Ex-Meta vira principal assessor de Haddad para regulação de big techs

O assessor do Ministério da Fazenda que trata das big techs atuou como executivo da Meta, a empresa de Mark Zuckerberg, até dois meses antes de ser nomeado assessor especial do ministério de Fernando Haddad, em outubro passado.

Antes disso, o chileno Pablo Bello Arellano participou — entre agosto e dezembro de 2023 — de ao menos cinco reuniões na Fazenda nas quais defendeu os interesses da Meta, segundo registros na agenda pública da pasta.

Nesses encontros, Arellano estava acompanhado de outros executivos da Meta que atuam contra o projeto de fake news e a regulamentação e taxação das big techs.

Fazenda refuta conflito de interesse

A Fazenda diz que não consultou a Comissão de Ética Pública — instância consultiva do presidente da República e ministros sobre o tema — para a contratação de Arellano.
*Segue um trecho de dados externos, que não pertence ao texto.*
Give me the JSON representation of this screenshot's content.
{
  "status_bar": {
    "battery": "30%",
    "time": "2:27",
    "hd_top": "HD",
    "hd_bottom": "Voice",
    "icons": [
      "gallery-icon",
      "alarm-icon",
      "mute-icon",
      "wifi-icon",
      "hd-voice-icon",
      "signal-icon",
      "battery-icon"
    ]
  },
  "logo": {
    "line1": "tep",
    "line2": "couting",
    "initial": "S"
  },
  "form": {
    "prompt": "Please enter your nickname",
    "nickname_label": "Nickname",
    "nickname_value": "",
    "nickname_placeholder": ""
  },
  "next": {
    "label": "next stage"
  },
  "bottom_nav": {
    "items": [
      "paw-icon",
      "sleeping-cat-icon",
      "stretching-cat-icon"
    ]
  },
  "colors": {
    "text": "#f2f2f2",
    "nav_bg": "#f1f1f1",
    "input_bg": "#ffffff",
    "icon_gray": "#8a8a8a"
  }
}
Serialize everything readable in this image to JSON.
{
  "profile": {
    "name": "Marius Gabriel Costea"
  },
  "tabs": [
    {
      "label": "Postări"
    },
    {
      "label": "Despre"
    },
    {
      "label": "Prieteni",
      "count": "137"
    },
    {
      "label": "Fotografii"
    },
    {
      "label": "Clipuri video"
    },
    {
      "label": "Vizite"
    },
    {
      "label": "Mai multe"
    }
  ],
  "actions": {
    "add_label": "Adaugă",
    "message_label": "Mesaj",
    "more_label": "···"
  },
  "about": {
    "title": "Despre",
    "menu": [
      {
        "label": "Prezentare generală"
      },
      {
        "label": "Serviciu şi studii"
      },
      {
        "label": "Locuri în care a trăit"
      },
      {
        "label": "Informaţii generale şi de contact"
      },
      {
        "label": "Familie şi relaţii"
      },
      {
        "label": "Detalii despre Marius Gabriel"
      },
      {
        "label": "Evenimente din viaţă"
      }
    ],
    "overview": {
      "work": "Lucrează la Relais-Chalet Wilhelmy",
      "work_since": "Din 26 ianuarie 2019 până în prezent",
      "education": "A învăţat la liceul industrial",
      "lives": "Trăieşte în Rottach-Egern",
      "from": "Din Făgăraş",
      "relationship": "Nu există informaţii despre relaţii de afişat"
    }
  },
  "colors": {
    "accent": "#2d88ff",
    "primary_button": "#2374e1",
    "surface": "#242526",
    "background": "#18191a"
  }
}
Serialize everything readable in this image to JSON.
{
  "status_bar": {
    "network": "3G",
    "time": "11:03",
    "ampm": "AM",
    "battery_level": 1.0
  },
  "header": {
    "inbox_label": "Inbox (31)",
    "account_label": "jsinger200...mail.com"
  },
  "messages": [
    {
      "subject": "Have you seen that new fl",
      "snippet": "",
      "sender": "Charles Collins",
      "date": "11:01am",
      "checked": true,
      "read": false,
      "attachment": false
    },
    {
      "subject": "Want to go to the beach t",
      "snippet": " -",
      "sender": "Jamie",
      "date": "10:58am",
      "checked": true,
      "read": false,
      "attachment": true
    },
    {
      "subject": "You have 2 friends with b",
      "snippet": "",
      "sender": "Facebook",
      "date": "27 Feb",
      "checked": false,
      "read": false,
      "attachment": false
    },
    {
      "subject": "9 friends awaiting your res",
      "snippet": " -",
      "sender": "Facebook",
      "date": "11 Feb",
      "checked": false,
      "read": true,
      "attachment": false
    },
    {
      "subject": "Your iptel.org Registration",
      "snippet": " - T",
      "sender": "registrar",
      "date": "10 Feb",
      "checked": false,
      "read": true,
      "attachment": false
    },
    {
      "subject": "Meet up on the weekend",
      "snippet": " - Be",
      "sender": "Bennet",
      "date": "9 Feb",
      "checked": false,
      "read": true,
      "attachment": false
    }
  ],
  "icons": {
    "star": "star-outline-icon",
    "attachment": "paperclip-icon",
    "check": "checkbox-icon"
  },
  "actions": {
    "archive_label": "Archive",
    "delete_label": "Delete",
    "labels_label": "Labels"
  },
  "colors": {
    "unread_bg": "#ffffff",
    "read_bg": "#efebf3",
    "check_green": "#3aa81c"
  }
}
A pasta também afirma não ver problemas em ter um ex-Meta atuando em questões que interessam diretamente à empresa dona do WhatsApp, Facebook e Instagram para a qual trabalhava poucos meses antes de entrar no governo.

"A Lei 12.813 define o que é conflito de interesse e, à luz deste texto legal, não há conflito de interesse a ser considerado na questão em tela. Cabe destacar que a Comissão de Ética Pública deveria ser consultada apenas se houvesse saída de agentes públicos para a iniciativa privada", informou a Fazenda.

O ministro Fernando Haddad disse à coluna que não conhece Arellano e que dá liberdade aos seus secretários para contratarem suas equipes. Haddad afirma que esse tema da regulação das redes ele despacha com o secretário de Reformas Econômicas, Marcos Barbosa Pinto, seu amigo há 20 anos e seu principal assessor para o tema.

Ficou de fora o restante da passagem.